Johanesburgo, 3 fev (EFE).- O presidente da África do Sul, Jacob Zuma, aceitou devolver parte dos 246 milhões de rands (14 milhões de euros) de dinheiro público que gastou há seis anos na reforma de sua residência, como pediu a Defensora do Povo.

"Para acabar com esta interminável disputa de acordo com as recomendações da Defensora do Povo, o presidente propõe que se determine de forma independente e imparcial a quantidade que deve pagar", diz um comunicado da presidência divulgado nesta quarta-feira.

Com esta proposta, Zuma pretende conseguir um acordo que ponha fim ao processo judicial contra si pelo Tribunal Constitucional a pedido da oposição, cuja audiência está marcada para 9 de fevereiro.
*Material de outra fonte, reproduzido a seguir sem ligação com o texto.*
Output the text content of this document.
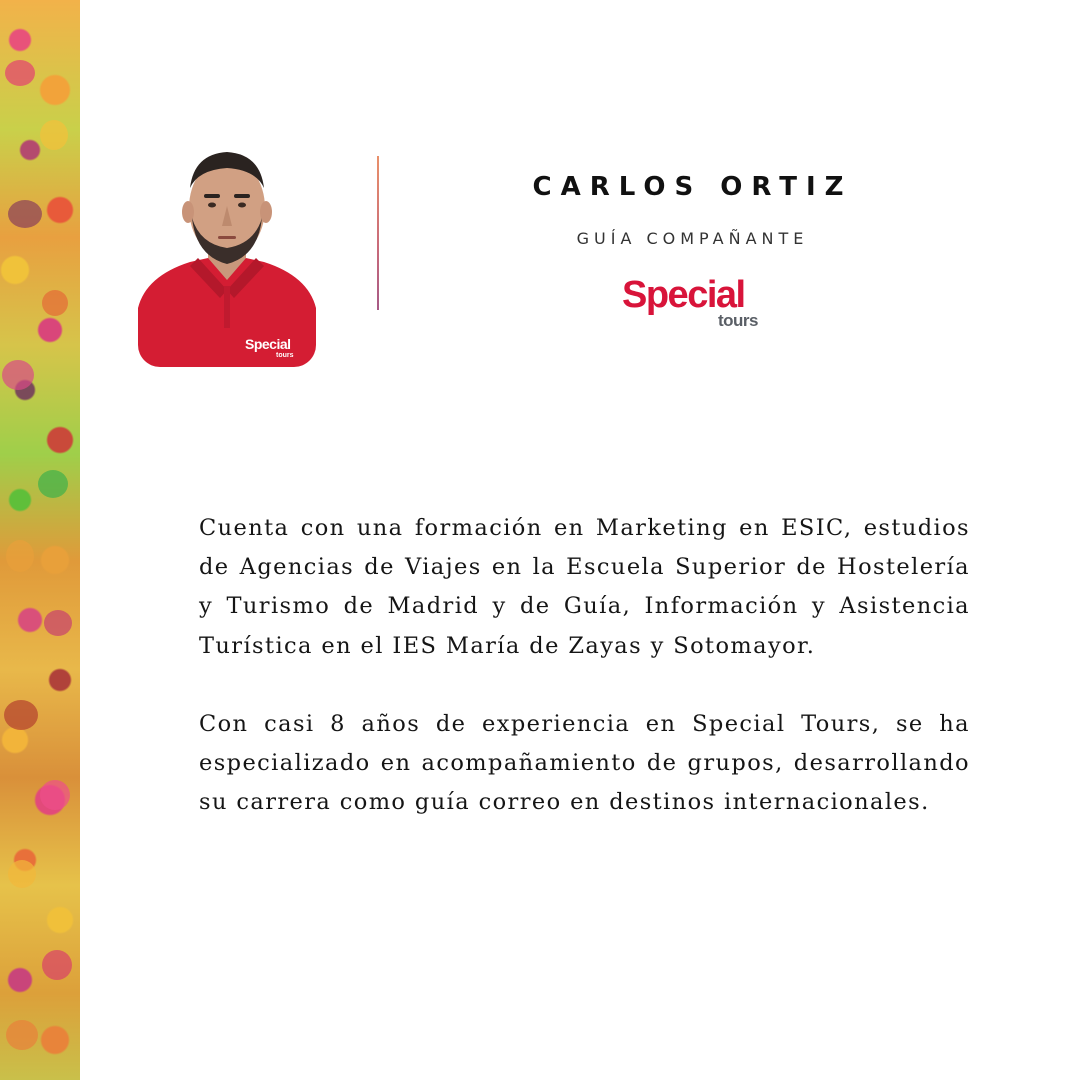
Special
tours
CARLOS ORTIZ
GUÍA COMPAÑANTE
Special
tours

Cuenta con una formación en Marketing en ESIC, estudios de Agencias de Viajes en la Escuela Superior de Hostelería y Turismo de Madrid y de Guía, Información y Asistencia Turística en el IES María de Zayas y Sotomayor.

Con casi 8 años de experiencia en Special Tours, se ha especializado en acompañamiento de grupos, desarrollando su carrera como guía correo en destinos internacionales.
Zuma sugere que o Auditor Geral (cargo similar ao do Defensor Público, que tem como função supervisionar as contas públicas) e o ministro das Finanças sejam designados pelo Tribunal para determinar a quantidade que deve devolver.

A presidência justificou como obras destinadas a garantir a segurança do líder -e portanto a cargo do contribuinte- a construção em sua residência de Nkandla de um estábulo para vacas, um curral para frangos, uma piscina e um anfiteatro, segundo o relatório que publicou a Defensora do Povo, Thuli Madonsela, em 2014.

Neste mesmo documento, pede-se para calcular, com ajuda da Tesouraria Nacional e da Polícia, o custo das obras que não estavam relacionadas com sua segurança.

Após muitas reservas e as repetidas exigências da oposição no parlamento, Zuma encarregou o cálculo ao ministro da Polícia, que exonerou o presidente de devolver qualquer quantidade.

Em seu relatório, o ministro de Polícia, Nkosinathi Nhleko, membro do governista Congresso Nacional Africano (CNA) que lidera Zuma, assegurava que a piscina é "um elemento estratégico para apagar fogos", e portanto uma infraestrutura dedicada à segurança.

A mesma qualificação mereceu o espaço para os animais.

Jacob Zuma chegou em 2009 à presidência da África do Sul, depois que a Justiça retirou mais de 700 acusações por corrupção que pesavam contra ele.

Zuma, de 73 anos, revalidou em 2014 o cargo com maioria absoluta, apesar das várias acusações de corrupção contra ele e sua administração.